I - DA IMPUGNAÇÃO A ALEGAÇÃO DE DECADÊNCIA

Em preliminar de contestação alega a Ré ter decaído prazo do Autor para ingresso com a ação de quanti minoris , e o referido prazo é de até 1 (um) ano, para que este possa ver-se socorrido pela via judicial. Em que pese o costumeiro saber do Nobre causídico, tais alegações contrapõem a legislação pertinente ao tema.

No que se refere ao prazo de descoberta dos danos no imóvel a Ré tenta inferir data não mencionada aos autos, a fim de tentar se esquivar da obrigação que lhe é imposta por lei e pelo contrato de compra e venda do imóvel entabulado entre as partes.

Percebe-se que o argumento da Ré é desleal em relação as informações trazidas na exordial e as documentações apresentadas junto a contestação, buscando, assim, levar o juiz a erro quanto o prazo de ciência dos referidos danos. O documento apresentado pela Ré de fls. 135, aponta que a entrega das chaves só ocorreu em 08 de junho de 2015.

Alega ainda em sede preliminar que os danos apontados pelo Autor foram solucionados no ano de 2017, bem como foi entregue a época termo de entrega fls. 139. Por oportuno, seja reconhecida a confissão expressa da Ré.

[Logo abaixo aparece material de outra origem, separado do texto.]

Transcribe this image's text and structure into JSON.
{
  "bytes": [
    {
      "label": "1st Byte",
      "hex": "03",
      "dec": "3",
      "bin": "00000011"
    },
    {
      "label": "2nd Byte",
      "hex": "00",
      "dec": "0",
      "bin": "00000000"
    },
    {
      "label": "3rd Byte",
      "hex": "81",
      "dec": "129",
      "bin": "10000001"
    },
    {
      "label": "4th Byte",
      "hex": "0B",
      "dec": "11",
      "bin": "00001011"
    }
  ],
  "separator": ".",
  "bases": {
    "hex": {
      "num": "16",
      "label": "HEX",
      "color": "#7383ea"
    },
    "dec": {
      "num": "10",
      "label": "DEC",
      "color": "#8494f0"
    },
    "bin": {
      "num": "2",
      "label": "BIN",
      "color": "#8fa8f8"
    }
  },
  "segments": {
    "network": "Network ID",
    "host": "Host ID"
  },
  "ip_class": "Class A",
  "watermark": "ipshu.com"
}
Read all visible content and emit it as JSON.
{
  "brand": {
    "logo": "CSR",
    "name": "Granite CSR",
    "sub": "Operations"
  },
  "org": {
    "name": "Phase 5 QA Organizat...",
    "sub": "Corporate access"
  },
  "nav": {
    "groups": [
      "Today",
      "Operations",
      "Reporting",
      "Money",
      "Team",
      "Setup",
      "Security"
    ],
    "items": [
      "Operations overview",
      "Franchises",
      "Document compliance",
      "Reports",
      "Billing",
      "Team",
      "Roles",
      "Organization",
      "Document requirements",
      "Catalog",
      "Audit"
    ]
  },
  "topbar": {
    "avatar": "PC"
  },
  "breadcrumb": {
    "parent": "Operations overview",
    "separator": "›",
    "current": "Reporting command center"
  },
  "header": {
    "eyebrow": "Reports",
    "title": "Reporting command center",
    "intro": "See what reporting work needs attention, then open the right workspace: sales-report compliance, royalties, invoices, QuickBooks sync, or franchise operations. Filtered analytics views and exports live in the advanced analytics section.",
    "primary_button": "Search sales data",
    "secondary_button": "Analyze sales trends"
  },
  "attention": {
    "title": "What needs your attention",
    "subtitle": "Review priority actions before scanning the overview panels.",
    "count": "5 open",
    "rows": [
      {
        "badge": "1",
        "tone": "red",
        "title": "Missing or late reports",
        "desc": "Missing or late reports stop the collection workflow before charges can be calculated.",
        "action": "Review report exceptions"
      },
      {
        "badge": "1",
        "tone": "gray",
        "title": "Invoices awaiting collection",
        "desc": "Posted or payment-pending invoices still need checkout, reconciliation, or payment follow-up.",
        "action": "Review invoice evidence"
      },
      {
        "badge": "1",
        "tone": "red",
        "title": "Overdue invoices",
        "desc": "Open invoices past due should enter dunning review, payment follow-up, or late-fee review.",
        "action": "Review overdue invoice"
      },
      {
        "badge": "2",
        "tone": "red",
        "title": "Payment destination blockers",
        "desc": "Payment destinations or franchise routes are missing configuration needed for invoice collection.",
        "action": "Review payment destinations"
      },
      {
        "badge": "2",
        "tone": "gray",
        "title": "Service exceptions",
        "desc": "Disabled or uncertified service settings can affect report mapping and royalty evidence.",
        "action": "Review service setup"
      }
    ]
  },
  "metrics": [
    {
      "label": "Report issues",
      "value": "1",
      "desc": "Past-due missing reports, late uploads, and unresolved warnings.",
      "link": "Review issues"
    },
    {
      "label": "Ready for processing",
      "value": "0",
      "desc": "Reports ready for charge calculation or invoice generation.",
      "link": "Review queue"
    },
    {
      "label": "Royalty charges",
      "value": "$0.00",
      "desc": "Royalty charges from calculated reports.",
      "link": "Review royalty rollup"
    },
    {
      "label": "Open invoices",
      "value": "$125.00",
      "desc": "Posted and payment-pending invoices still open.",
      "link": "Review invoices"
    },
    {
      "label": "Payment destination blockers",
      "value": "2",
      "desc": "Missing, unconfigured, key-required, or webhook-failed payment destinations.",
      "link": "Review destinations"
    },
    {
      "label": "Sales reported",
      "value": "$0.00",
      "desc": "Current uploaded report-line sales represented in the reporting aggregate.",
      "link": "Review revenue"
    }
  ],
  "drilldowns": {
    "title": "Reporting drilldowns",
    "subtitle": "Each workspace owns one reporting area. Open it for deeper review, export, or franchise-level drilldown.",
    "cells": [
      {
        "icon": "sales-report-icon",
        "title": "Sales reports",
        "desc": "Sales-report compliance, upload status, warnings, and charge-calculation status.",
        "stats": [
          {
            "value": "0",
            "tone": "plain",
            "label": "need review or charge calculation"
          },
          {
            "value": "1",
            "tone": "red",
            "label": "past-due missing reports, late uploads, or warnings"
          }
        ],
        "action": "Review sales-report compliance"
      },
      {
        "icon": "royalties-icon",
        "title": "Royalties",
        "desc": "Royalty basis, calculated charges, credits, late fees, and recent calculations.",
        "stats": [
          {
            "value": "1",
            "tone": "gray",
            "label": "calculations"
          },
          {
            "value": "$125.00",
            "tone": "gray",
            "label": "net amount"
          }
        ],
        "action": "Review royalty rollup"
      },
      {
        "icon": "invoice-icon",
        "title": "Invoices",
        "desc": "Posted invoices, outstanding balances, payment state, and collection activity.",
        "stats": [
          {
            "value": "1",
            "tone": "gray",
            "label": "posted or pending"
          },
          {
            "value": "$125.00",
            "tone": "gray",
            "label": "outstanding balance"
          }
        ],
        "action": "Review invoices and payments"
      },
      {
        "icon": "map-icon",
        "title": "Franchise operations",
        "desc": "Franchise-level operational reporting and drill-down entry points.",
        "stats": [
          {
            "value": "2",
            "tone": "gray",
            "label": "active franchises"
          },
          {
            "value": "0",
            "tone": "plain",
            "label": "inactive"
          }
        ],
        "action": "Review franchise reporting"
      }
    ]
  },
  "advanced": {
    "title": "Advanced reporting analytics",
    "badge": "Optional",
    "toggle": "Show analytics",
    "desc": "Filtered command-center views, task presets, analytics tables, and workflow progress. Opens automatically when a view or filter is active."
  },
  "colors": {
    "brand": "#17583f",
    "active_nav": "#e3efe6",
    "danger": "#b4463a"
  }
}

Ora, os reparos realizados no ano de 2017, foram de baixa complexidade não foram capazes de sanear os danos estruturais existentes no imóvel, tanto que com pouco mais de 2 (dois) anos de uso o imóvel voltou a apresentar as mesmas patologias. Desta feita percebe-se o latente intuito da Ré na tentativa de mascarar os problemas ora existentes no imóvel. Laudo técnico fls. 71/91.

Resta inequívoco o descaso da Empresa Ré ao passo que mesmo sendo notificada pelo órgão de proteção e defesa do consumidor PROCON-

SP fls. 92/93, manteve-se inerte deixando o Autor/Consumidor a mingua de qualquer justificativa, conforme trecho abaixo apresentado pelo órgão.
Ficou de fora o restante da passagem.